Enviado a las 2:43 de la madrugada.
Lo leí otra vez. Despacio. Se me helaron los dedos.
El mensaje no tenía firma.
Pero yo sabía quién era.
La mañana después y el mensaje que no deja ir
Me despertó la luz intensa que se colaba por las rendijas de las persianas. La cabeza me pesaba como después de un interrogatorio nocturno, el cuerpo dolía, y por dentro — silencio. De ese que solo llega tras una tormenta emocional.
Aún tenía puesto el mismo vestido negro. Los tacones tirados cerca de la puerta, el bolso en el suelo. El teléfono parpadeaba con una notificación.
No lo abrí de inmediato. En su lugar, caminé lentamente hacia la cocina. Agua. Luego — ducha. Después — sofá. Y solo entonces regresé a eso que no me soltaba desde la noche.
“Crees que lo controlas todo. Pero hay personas que siempre están cerca. Solo que no siempre las ves.”
2:43 de la madrugada. Sin nombre. Sin firma.
Leí el mensaje cinco veces. Luego abrí el registro de llamadas. Después — los chats. Nada nuevo. Y solo una pregunta girando en mi cabeza:
— GPT, ¿fue… él?
GPT:
¿Quieres que te diga “no”? ¿O quieres la verdad?
— No lo sé.
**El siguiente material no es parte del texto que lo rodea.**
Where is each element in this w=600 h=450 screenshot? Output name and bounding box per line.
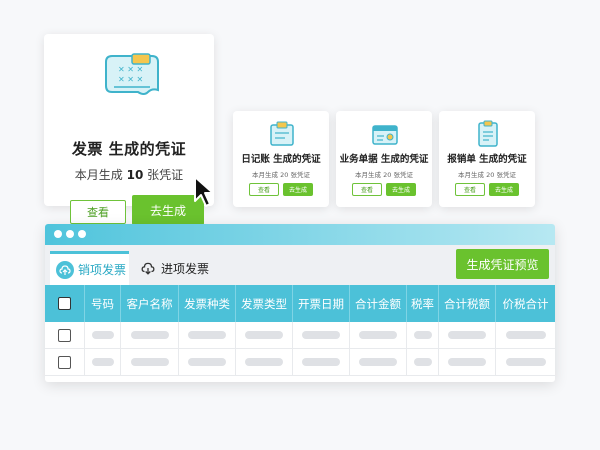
card-title: 报销单 生成的凭证 (447, 154, 527, 165)
row-checkbox[interactable] (58, 355, 71, 369)
card-subtitle: 本月生成 20 张凭证 (458, 171, 516, 179)
table-cell (236, 322, 293, 348)
tab-label: 进项发票 (161, 261, 210, 276)
invoice-window: 销项发票 进项发票 生成凭证预览 号码 客户名称 发票种类 发票类型 开票日期 … (45, 224, 555, 382)
generate-button[interactable]: 去生成 (283, 183, 313, 196)
placeholder-bar (130, 331, 169, 339)
business-document-voucher-card: 业务单据 生成的凭证 本月生成 20 张凭证 查看 去生成 (336, 111, 432, 207)
placeholder-bar (505, 331, 546, 339)
generate-voucher-preview-button[interactable]: 生成凭证预览 (456, 249, 549, 279)
card-subtitle: 本月生成 10 张凭证 (74, 168, 184, 182)
mouse-cursor-icon (194, 176, 214, 207)
table-cell (293, 322, 350, 348)
tab-label: 销项发票 (78, 263, 127, 277)
reimbursement-voucher-card: 报销单 生成的凭证 本月生成 20 张凭证 查看 去生成 (439, 111, 535, 207)
upload-cloud-icon (56, 260, 74, 279)
tab-purchase-invoice[interactable]: 进项发票 (133, 251, 211, 285)
column-header[interactable]: 客户名称 (121, 285, 179, 322)
invoice-voucher-card: ✕ ✕ ✕ ✕ ✕ ✕ 发票 生成的凭证 本月生成 10 张凭证 查看 去生成 (44, 34, 214, 225)
placeholder-bar (359, 358, 397, 366)
table-cell (85, 349, 121, 375)
view-button[interactable]: 查看 (249, 183, 279, 196)
table-cell (439, 322, 496, 348)
svg-text:✕ ✕ ✕: ✕ ✕ ✕ (118, 65, 143, 74)
table-cell (496, 349, 555, 375)
reimbursement-icon (478, 120, 498, 147)
generate-button[interactable]: 去生成 (386, 183, 416, 196)
card-subtitle: 本月生成 20 张凭证 (252, 171, 310, 179)
placeholder-bar (448, 358, 486, 366)
column-header[interactable]: 发票类型 (236, 285, 293, 322)
placeholder-bar (91, 358, 114, 366)
placeholder-bar (245, 358, 283, 366)
select-all-cell (45, 285, 85, 322)
placeholder-bar (188, 358, 226, 366)
invoice-icon: ✕ ✕ ✕ ✕ ✕ ✕ (105, 53, 159, 95)
table-cell (407, 349, 439, 375)
generate-button[interactable]: 去生成 (489, 183, 519, 196)
placeholder-bar (359, 331, 397, 339)
table-cell (496, 322, 555, 348)
table-cell (350, 349, 407, 375)
table-cell (350, 322, 407, 348)
business-document-icon (372, 125, 398, 145)
view-button[interactable]: 查看 (352, 183, 382, 196)
placeholder-bar (302, 331, 340, 339)
card-title: 业务单据 生成的凭证 (339, 154, 429, 165)
column-header[interactable]: 发票种类 (179, 285, 236, 322)
window-titlebar (45, 224, 555, 245)
placeholder-bar (91, 331, 114, 339)
table-cell (85, 322, 121, 348)
table-cell (236, 349, 293, 375)
table-cell (179, 322, 236, 348)
table-cell (439, 349, 496, 375)
column-header[interactable]: 开票日期 (293, 285, 350, 322)
table-cell (407, 322, 439, 348)
placeholder-bar (245, 331, 283, 339)
placeholder-bar (413, 331, 432, 339)
column-header[interactable]: 税率 (407, 285, 439, 322)
table-cell (293, 349, 350, 375)
download-cloud-icon (139, 259, 157, 277)
svg-text:✕ ✕ ✕: ✕ ✕ ✕ (118, 75, 143, 84)
tab-sales-invoice[interactable]: 销项发票 (50, 251, 129, 285)
placeholder-bar (188, 331, 226, 339)
voucher-count: 10 (126, 168, 144, 182)
table-cell (121, 349, 179, 375)
tab-bar: 销项发票 进项发票 生成凭证预览 (45, 245, 555, 285)
view-button[interactable]: 查看 (70, 200, 126, 224)
table-row[interactable] (45, 322, 555, 349)
table-header: 号码 客户名称 发票种类 发票类型 开票日期 合计金额 税率 合计税额 价税合计 (45, 285, 555, 322)
table-cell (121, 322, 179, 348)
card-title: 日记账 生成的凭证 (241, 154, 321, 165)
card-subtitle: 本月生成 20 张凭证 (355, 171, 413, 179)
window-dot (78, 230, 86, 238)
card-title: 发票 生成的凭证 (71, 140, 187, 158)
table-row[interactable] (45, 349, 555, 376)
placeholder-bar (302, 358, 340, 366)
placeholder-bar (130, 358, 169, 366)
row-checkbox[interactable] (58, 328, 71, 342)
row-select-cell (45, 322, 85, 348)
journal-voucher-card: 日记账 生成的凭证 本月生成 20 张凭证 查看 去生成 (233, 111, 329, 207)
placeholder-bar (448, 331, 486, 339)
column-header[interactable]: 价税合计 (496, 285, 555, 322)
placeholder-bar (505, 358, 546, 366)
window-dot (54, 230, 62, 238)
column-header[interactable]: 合计税额 (439, 285, 496, 322)
window-dot (66, 230, 74, 238)
row-select-cell (45, 349, 85, 375)
table-cell (179, 349, 236, 375)
view-button[interactable]: 查看 (455, 183, 485, 196)
placeholder-bar (413, 358, 432, 366)
journal-icon (270, 121, 294, 146)
select-all-checkbox[interactable] (58, 297, 71, 310)
column-header[interactable]: 合计金额 (350, 285, 407, 322)
column-header[interactable]: 号码 (85, 285, 121, 322)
Pero alguien está mirando. Y no es una frase de película.
GPT:
Era un club. Había mucha gente. Tal vez alguien te vio. Tal vez alguien que te conoce decidió recordártelo.
— ¿Es Artem?
GPT:
¿Quién más está “siempre cerca” y tú no lo ves?
Me puse un suéter suave, preparé té y me senté en el alféizar. Afuera — niebla. Igual que en mi mente.
No comí nada hasta el mediodía. Luego me hice una tortilla. Demasiado dorada, algo salada — como mis emociones.
El teléfono volvió a parpadear — un nuevo mensaje.
De Nazar.
“Hoy estoy cerca de ti. ¿Damos un paseo?”
No respondí.
Después llegó otro:
“Annet, no te has ido… ¿verdad?”
Verifiqué — otra vez silencio.
No me fui. Pero tampoco estoy segura de querer seguir aquí. En esta historia que empieza hermosa y termina… así.